Artikel ringkas ini tidak bemaksud untuk membahas satu persatu problematika umat secara holistik dan proporsional dikarenakan ruang dan waktu yang sangat terbatas dalam artikel ini. Tulisan ini hanya memfokuskan tentang makna fundamental dari komunikasi dalam Islam sehingga bisa terjalin silaturrahim dalam hubungan antar sesama muslim, antar umat dan hubungan dengan Allah swt.

Relasi antara Identitas dan Komunikasi

Pertama-tama penulis ingin membawa kepada beberapa contoh riil dilapangan. Tidak bisa dipungkiri bahwa globalisasi merupakan sebuah keniscayaan dalam kehidupan manusia. Hampir bisa dikatakan bahwa tak seorangpun manusia di bumi ini yang terlepas dari arus globalisasi. Sehingga silaturrahmi dunia maya pun sudah tidak bisa dihindarkan.

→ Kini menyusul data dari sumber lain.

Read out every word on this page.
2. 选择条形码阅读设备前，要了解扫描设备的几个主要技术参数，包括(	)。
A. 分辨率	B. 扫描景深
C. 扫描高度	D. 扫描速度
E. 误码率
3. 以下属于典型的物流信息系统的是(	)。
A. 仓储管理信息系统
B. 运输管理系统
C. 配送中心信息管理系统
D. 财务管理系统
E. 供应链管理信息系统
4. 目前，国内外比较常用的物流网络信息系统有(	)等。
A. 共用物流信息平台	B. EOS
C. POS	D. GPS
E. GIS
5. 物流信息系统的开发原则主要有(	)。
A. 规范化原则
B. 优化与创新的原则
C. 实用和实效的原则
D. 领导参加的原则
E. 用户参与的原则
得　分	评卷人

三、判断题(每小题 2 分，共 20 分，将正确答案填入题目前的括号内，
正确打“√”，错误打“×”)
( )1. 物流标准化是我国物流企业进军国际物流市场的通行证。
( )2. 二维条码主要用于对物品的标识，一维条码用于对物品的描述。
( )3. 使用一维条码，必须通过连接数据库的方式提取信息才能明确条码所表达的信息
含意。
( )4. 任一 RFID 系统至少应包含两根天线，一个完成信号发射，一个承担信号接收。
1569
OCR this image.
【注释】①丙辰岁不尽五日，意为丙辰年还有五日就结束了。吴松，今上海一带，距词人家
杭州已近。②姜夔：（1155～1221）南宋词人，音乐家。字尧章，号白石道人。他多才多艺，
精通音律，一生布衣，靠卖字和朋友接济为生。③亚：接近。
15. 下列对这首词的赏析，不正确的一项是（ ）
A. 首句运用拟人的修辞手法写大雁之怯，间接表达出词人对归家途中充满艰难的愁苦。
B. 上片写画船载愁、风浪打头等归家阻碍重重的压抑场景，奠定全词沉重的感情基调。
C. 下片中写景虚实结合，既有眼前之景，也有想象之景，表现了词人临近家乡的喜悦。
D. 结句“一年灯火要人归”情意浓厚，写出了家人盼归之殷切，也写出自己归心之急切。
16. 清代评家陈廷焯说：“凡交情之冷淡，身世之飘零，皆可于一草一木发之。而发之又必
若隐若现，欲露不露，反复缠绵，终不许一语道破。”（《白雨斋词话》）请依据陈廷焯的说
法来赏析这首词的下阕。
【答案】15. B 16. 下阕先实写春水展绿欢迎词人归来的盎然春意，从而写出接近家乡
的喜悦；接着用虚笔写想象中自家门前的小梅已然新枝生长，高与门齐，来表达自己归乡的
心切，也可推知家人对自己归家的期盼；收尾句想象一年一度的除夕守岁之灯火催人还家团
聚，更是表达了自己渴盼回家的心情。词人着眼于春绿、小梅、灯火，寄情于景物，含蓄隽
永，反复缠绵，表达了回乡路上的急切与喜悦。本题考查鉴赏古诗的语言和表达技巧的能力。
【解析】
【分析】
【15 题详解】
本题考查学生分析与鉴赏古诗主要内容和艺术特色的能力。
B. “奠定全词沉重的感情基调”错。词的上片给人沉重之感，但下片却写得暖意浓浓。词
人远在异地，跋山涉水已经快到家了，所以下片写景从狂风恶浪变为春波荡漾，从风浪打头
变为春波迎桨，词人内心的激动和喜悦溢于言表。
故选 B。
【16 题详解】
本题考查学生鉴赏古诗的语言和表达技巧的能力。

Banyaknya blog dan milist yang bertebaran merupakan bukti bahwa telah muncul arena sosialisasi baru.

Bila kita aktif dalam dunia maya, atau paling tidak bergaul dengannya kita akan mudah menemukan ragam komentar dan diskusi. Bila kita sedikit teliti dalam mengikuti alurnya akan kita temukan begitu banyak ungkapan yang penuh emosi dan caci maki apabila ada pendapat yang dianggap keluar dari rel konvensional. Biasanya komentar yang ‘nggak jelas’ itu muncul dari individu yang menyembunyikan identitasnya atau dibelakang nama samaran. Sehingga dia berani melontarkan kata-kata yang tak bertanggung jawab.

Dari fenomena tersebut terlihat adanya pola yang beraksi dengan konsisten dalam berbagai kasus, semakin kabur identitas yang terlibat dalam komunikasi virtual, semakin besar kemungkinan untuk menimbulkan paraktek komunikasi tak bertanggung jawab. Sebaliknya, apabila identitas pesertanya jelas, kemungkinan komunikasi tak bertanggung jawab itu akan sedikit sekali kemungkinananya. Kalau tidak bisa dibilang hilang sama sekali. Karena dengan identitas yang jelas komunikasi akan terkontrol. Ada semacam tuntutan etika yang mewajibkan kedua pihak untuk saling menjaga etika dalam bersilaturrahim.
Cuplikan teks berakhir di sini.